A sphere of unit radius touches all edges of some triangular prism. What can be the volume of this prism?
The prism is regular because it is inscribed in the sphere. We express the radius by the Pythagorean theorem $1=\sqrt{(0,5 a)^{2}+\left(\frac{a}{\sqrt{3}}\right)^{2}}$. So, $a_{1}=-\frac{2 \sqrt{21}}{7}, a_{2}=\frac{2 \sqrt{21}}{7}$. And we have $\left(\frac{2 \sqrt{21}}{7}\right)^{2} \times 0,5 \times \frac{\sqrt{3}}{2}=\frac{3 \sqrt{3}}{7}$. Then the answer is $\frac{18 \sqrt{7}}{49}$. Am I right?

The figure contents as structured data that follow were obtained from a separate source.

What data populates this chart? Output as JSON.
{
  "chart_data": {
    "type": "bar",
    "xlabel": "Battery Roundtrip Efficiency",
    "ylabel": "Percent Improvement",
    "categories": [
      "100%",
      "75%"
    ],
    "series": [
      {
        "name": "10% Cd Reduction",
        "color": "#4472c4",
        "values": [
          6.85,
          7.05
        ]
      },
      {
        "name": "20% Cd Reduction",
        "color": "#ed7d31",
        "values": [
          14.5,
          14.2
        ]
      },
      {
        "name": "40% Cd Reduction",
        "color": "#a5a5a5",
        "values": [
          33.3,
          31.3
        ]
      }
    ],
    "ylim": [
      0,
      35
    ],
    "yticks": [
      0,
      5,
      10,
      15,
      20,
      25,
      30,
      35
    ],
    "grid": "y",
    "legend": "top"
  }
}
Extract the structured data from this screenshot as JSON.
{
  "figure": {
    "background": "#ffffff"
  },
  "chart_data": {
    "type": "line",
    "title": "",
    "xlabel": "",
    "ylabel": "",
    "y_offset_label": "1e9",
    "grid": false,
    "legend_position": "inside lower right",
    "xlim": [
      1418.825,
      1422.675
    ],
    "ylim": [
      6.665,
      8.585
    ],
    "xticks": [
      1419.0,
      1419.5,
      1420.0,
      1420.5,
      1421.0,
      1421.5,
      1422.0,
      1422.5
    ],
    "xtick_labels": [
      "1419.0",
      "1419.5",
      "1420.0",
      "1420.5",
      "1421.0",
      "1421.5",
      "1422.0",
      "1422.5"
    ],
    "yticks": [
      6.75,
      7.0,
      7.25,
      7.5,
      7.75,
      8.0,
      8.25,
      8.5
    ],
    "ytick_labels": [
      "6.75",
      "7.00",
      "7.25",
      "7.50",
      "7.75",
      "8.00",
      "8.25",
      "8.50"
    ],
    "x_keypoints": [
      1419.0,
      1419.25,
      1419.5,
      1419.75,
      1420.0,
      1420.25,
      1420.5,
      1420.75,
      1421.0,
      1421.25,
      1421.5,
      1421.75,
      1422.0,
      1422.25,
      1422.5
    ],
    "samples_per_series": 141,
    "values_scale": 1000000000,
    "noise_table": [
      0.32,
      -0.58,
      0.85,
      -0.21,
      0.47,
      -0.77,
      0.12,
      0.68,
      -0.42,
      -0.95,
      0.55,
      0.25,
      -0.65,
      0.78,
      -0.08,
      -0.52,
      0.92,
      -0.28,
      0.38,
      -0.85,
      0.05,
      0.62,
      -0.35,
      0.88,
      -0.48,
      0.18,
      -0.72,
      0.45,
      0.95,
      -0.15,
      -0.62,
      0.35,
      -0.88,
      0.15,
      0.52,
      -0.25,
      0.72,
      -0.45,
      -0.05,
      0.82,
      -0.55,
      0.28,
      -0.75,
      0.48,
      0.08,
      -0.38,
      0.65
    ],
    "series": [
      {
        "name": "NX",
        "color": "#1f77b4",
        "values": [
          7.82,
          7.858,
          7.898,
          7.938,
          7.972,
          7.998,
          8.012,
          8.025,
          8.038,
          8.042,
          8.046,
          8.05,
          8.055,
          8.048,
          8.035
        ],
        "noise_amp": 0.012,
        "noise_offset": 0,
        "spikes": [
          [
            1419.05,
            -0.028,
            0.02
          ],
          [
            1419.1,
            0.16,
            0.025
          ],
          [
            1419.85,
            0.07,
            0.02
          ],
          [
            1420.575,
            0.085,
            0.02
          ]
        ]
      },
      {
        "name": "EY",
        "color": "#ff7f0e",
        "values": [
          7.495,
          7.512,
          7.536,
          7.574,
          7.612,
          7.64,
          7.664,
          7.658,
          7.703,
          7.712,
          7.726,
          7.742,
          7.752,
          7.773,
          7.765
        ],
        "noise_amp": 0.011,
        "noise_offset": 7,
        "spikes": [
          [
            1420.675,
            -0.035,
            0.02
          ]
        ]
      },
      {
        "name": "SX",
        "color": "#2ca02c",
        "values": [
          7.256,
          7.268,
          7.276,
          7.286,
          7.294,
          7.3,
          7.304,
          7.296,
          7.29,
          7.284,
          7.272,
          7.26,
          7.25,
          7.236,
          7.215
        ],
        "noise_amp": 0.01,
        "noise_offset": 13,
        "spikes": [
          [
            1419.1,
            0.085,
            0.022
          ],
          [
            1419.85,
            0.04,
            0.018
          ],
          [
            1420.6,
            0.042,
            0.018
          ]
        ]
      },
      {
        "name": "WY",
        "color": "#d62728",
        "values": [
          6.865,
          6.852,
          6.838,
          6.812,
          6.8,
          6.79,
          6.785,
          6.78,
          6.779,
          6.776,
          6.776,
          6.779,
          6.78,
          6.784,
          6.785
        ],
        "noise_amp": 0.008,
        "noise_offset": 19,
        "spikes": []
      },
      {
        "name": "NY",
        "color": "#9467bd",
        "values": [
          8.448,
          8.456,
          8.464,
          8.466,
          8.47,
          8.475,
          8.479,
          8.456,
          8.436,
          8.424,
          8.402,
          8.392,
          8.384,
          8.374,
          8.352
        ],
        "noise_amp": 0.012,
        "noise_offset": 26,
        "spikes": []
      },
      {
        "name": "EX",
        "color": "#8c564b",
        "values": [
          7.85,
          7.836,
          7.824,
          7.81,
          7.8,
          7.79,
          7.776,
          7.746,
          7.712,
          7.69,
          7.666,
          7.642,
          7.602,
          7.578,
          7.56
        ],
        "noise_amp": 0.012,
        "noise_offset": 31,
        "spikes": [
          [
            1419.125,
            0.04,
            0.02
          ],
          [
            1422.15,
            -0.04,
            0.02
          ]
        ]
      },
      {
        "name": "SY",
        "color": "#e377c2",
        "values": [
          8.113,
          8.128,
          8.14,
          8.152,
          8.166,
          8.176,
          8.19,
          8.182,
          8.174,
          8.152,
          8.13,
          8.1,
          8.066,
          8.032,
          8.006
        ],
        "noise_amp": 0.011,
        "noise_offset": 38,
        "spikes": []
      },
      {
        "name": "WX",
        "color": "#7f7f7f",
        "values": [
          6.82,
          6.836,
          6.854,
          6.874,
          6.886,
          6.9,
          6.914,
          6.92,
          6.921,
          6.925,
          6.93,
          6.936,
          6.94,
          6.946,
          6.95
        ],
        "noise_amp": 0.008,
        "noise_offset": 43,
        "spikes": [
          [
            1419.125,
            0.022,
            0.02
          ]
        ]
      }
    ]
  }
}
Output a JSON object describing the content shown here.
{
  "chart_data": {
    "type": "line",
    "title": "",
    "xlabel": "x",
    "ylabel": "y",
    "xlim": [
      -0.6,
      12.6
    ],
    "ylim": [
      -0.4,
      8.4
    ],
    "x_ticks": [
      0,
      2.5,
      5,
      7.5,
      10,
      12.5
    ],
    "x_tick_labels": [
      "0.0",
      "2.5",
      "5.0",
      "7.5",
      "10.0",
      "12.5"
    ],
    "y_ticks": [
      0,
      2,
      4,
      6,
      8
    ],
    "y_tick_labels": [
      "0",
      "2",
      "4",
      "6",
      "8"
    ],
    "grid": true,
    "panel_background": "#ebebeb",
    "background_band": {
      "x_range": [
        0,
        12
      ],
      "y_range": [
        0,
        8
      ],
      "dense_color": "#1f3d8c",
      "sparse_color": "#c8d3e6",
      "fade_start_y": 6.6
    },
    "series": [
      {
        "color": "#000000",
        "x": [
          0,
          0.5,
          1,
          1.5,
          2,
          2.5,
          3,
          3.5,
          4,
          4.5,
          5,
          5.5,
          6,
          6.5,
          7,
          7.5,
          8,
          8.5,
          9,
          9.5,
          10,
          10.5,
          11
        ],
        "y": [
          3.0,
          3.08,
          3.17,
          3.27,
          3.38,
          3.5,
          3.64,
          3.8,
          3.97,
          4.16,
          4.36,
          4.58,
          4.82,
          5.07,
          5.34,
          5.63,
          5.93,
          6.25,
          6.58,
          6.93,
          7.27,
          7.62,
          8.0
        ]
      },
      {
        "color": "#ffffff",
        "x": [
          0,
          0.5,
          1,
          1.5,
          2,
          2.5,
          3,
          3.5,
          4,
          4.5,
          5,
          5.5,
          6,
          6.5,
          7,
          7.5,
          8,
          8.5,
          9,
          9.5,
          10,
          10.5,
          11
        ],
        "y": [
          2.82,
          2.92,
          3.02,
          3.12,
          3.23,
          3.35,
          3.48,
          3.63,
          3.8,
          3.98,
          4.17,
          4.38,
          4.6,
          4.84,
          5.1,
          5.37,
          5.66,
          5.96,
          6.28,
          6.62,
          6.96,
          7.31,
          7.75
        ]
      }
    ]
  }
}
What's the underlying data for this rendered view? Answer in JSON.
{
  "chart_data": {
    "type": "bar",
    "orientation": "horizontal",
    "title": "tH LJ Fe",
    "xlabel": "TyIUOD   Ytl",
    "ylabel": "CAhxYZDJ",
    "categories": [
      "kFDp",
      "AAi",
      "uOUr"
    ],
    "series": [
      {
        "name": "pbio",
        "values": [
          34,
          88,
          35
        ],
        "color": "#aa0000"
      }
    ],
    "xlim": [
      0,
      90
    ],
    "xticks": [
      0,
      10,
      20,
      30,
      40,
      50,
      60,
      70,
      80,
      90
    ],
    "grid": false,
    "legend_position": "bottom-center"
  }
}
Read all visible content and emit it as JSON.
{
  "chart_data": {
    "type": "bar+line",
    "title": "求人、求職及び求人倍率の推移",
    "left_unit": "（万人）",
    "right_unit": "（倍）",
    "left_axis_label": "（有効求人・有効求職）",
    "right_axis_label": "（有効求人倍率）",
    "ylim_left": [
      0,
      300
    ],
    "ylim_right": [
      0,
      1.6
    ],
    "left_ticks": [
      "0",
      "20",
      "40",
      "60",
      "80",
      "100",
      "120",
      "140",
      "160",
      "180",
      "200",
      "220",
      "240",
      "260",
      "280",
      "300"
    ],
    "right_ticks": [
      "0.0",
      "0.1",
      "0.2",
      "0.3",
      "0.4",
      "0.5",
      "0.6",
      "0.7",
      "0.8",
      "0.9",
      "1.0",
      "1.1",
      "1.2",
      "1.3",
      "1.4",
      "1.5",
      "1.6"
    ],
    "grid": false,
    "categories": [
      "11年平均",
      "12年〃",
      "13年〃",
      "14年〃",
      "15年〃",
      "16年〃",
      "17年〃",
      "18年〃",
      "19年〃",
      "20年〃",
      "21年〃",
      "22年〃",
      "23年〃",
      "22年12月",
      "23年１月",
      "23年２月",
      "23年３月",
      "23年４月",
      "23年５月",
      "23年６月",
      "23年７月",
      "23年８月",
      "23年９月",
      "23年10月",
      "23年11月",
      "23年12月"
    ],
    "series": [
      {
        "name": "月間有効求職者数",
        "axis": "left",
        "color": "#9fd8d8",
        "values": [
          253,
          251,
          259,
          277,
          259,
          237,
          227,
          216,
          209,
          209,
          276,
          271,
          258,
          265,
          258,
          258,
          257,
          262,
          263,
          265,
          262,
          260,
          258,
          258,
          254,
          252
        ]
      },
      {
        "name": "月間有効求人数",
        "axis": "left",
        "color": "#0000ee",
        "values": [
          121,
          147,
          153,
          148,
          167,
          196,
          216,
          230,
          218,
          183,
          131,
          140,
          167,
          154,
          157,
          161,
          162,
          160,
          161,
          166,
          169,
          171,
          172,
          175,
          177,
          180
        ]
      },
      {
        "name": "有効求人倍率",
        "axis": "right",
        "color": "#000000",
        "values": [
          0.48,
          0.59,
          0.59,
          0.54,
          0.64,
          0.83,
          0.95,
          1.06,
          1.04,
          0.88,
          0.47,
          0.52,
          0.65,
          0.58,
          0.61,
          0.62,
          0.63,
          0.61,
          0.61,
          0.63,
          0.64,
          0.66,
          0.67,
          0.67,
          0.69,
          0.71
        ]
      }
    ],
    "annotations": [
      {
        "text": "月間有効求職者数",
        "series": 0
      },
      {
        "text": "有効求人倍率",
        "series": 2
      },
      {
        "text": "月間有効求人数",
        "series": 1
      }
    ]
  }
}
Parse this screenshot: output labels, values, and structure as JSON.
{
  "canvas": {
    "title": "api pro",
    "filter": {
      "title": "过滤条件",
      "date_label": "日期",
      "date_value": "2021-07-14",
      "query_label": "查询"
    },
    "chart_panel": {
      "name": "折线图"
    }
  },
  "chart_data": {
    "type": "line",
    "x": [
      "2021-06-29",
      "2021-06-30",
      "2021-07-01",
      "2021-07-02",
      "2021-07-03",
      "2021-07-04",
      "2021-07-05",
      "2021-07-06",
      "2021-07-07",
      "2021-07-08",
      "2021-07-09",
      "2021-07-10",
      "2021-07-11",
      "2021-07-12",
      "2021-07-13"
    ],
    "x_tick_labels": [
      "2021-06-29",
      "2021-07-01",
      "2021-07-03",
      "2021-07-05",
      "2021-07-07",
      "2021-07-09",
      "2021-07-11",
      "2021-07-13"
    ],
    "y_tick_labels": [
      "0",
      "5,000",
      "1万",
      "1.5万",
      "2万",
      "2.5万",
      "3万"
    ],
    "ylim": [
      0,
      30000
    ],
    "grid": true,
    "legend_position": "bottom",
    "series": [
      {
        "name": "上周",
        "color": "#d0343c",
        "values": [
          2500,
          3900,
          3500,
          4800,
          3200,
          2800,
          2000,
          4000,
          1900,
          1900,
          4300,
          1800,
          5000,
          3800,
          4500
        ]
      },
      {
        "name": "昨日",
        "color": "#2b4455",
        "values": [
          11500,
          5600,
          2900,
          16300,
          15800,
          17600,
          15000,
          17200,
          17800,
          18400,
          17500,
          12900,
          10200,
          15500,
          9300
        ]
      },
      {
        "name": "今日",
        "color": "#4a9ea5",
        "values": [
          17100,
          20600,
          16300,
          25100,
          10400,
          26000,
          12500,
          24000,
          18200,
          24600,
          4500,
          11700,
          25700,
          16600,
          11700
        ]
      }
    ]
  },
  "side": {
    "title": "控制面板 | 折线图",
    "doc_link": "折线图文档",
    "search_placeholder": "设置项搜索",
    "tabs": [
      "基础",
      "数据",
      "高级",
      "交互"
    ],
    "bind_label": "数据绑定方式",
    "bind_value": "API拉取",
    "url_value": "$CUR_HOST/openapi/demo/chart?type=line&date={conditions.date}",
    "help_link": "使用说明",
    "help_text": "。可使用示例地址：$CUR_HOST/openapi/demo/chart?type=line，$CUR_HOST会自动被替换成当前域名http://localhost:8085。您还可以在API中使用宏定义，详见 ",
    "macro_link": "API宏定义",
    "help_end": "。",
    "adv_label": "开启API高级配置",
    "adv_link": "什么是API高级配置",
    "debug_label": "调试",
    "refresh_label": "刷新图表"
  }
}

If the edge length is $2 a $, then the circumcircle of the the triangular face (which is an equilateral triangle) is
$ R = \sqrt{ 1^2 - a^2 }$
but $ R = \dfrac{2a}{\sqrt{3}} $
Hence, $1 - a^2 = \dfrac{4 a^2}{3} $
making $a^2 = \dfrac{3}{7} $
The volume is $(2 a) \dfrac{\sqrt{3}}{4} (4 a^2) = (6) (\dfrac{1}{\sqrt{7}}) \dfrac{3}{7} = \dfrac{ 18 }{7 \sqrt{7}} = \dfrac{ 18 \sqrt{7}}{49} $